Reputation: 197
I have a raw data as below
raw_data <- data.frame(
name=c("Ronak","Bob","Moh"),
l_name=c("Shah","Marly","Salah"),
R_programming=c(1,5,2),
football=c(2,4,6),
snooker=c(6,3,2),
Python=c(3,2,6),
location=c("Maly","US","Maly")
)
I want to group by location and then summarize to takE mean of two columns in new column say programming and sport i.e
programing = mean(c(R_programming, python), na.rm=TRUE)
sport= mean(c(football,snooker),na.rm=TRUE)
then I calculate a score and scale based on above averages and reshape data
My expected output is
output <- data.frame(
location=c("US","Maly"),
indicator=rep(c("programming","sport"),each=2),
average=c(3,3.5,3.5,4),
score=c(0.6,0.7,0.7,0.8),
scale=c("Moderate high","high","high","high")
)
Thanks from your help in advance
Upvotes: 0
Views: 198
Reputation: 388817
group_by
location
and take average of programming and sports.
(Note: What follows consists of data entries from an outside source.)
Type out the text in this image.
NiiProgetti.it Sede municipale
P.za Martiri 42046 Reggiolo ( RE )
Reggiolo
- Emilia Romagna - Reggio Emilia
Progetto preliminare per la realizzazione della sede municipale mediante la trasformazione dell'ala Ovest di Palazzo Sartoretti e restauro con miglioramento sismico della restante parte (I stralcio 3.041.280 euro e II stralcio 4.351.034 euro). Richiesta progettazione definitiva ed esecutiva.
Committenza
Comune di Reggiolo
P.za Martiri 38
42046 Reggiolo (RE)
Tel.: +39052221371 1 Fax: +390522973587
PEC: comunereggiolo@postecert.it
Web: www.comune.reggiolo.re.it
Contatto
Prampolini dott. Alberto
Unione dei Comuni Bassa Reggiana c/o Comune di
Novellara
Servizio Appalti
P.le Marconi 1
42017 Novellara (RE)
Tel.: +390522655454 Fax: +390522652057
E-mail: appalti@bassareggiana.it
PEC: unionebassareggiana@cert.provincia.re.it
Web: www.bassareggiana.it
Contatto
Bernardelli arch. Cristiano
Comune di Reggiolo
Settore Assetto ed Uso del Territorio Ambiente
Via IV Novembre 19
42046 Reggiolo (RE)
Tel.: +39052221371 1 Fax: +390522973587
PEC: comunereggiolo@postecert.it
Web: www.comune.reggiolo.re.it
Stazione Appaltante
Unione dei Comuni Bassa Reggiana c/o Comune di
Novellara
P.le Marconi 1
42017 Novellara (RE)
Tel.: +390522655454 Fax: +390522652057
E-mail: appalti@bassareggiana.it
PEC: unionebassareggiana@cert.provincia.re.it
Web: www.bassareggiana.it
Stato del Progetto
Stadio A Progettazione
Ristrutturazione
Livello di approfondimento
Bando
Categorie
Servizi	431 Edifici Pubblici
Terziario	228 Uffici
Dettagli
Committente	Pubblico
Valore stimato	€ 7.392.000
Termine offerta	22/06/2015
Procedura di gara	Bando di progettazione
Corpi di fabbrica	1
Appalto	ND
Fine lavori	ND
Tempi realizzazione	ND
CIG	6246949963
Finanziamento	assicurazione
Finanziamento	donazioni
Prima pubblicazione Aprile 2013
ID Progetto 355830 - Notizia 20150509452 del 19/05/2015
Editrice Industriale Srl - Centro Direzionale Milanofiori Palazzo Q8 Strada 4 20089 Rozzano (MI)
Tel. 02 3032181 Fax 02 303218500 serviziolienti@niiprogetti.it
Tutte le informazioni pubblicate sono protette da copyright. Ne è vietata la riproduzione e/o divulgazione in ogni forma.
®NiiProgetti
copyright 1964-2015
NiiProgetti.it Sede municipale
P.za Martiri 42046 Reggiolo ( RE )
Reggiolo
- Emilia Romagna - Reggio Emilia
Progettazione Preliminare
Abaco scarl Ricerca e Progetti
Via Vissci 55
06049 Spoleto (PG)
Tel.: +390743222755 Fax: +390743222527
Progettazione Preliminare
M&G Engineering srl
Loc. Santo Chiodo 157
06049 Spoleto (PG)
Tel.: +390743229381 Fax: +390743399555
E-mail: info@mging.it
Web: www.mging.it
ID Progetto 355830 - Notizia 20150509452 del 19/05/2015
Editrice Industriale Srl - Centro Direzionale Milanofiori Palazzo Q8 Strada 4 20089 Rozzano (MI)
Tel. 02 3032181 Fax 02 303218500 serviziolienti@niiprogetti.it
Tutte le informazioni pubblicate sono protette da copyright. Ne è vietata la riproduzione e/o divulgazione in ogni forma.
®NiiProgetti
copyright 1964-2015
Get the data in long format and create new columns for score
and scale
.
library(dplyr)
raw_data %>%
group_by(location) %>%
summarise(programming_average = mean(c(R_programming, Python), na.rm = TRUE),
sport_average = mean(c(football,snooker),na.rm=TRUE)) %>%
tidyr::pivot_longer(cols = -location,
names_to = c('indicator', '.value'),
names_sep = '_') %>%
mutate(score = average/5,
scale = case_when(score <= 0.6 ~ 'moderate high',
score > 0.6 ~ 'high'))
# location indicator average score scale
# <chr> <chr> <dbl> <dbl> <chr>
#1 Maly programming 3 0.6 moderate high
#2 Maly sport 4 0.8 high
#3 US programming 3.5 0.7 high
#4 US sport 3.5 0.7 high
Upvotes: 1